A brand new museum has opened in Brussels, Belgium which aims to give a transnational overview of the history of Europe. The House of European History, which opened on Saturday (just in time for Europe Day today!), attempts to look at the many interpretations and perceptions of the continent’s past.
Located in the European Quarter, as part of the Eastman building in the Parc Léopold, the 4000 sq m museum will display more than 300 items from collections from across Europe in its permanent collection. It will also host temporary exhibitions and educational programmes.
Among the items on display are maps from the Middle Ages, metope sculptures, paintings, uncensored photographs, protest banners, and a ballot paper from the UK’s EU membership referendum in 2016.
Speaking at the ribbon-cutting, European Parliament President Antonio Tajani said: ‘This house is about the things we have in common, the events we have lived through together. This is indeed not only the House of European History, it is also the Home of European identity and European memory.’
The current temporary exhibition on show is called ‘Interactions’, which revels in the encounters and exchanges of European history. The museum is also hoping to host talks, conferences, workshops and courses as part of its programming. Other events scheduled include concerts, films and classes for children.
The House of European History is open 1-6pm on a Monday, 9am-6pm Tuesday to Friday, and 10am-6pm at the weekends. Entrance to the museum is free. The museum took around 10 years to build at a cost of around €55.4 million.

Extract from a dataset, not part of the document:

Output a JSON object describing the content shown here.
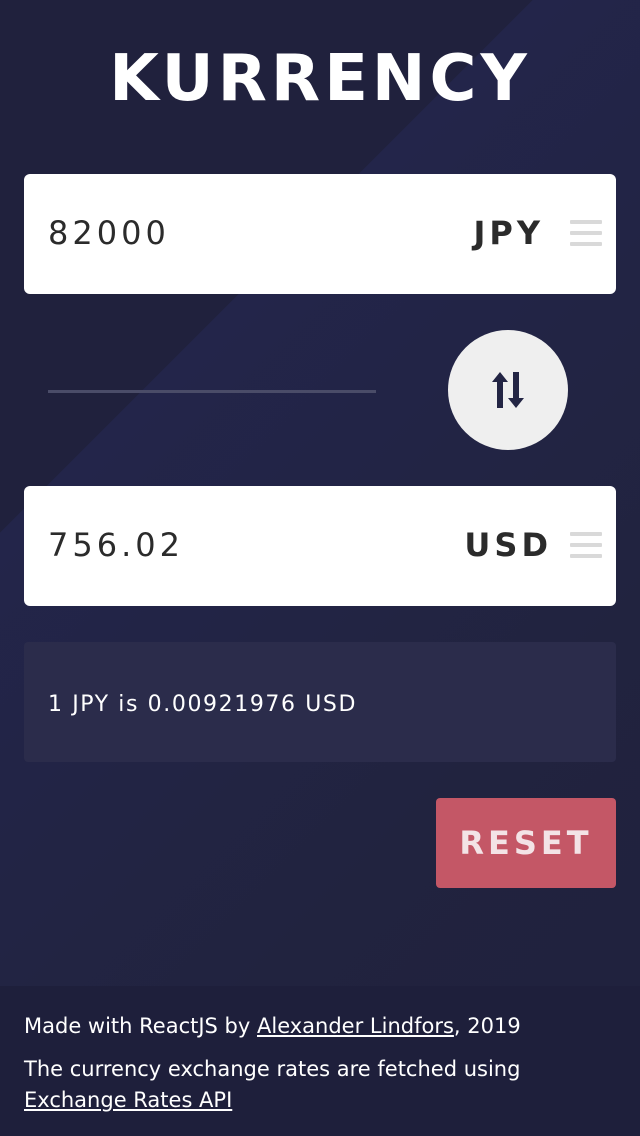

Former European Parliament President Hans-Gert Pöttering, who helped set the museum up, said: ‘The House of European History is intended to help citizens to step into the future wisely and with confidence, a future which, from today’s standpoint, looks likely to be troubled and full of threats. It is a house which, by showing us the dynamics of European history, enables us to better understand recent history, as well as the present.’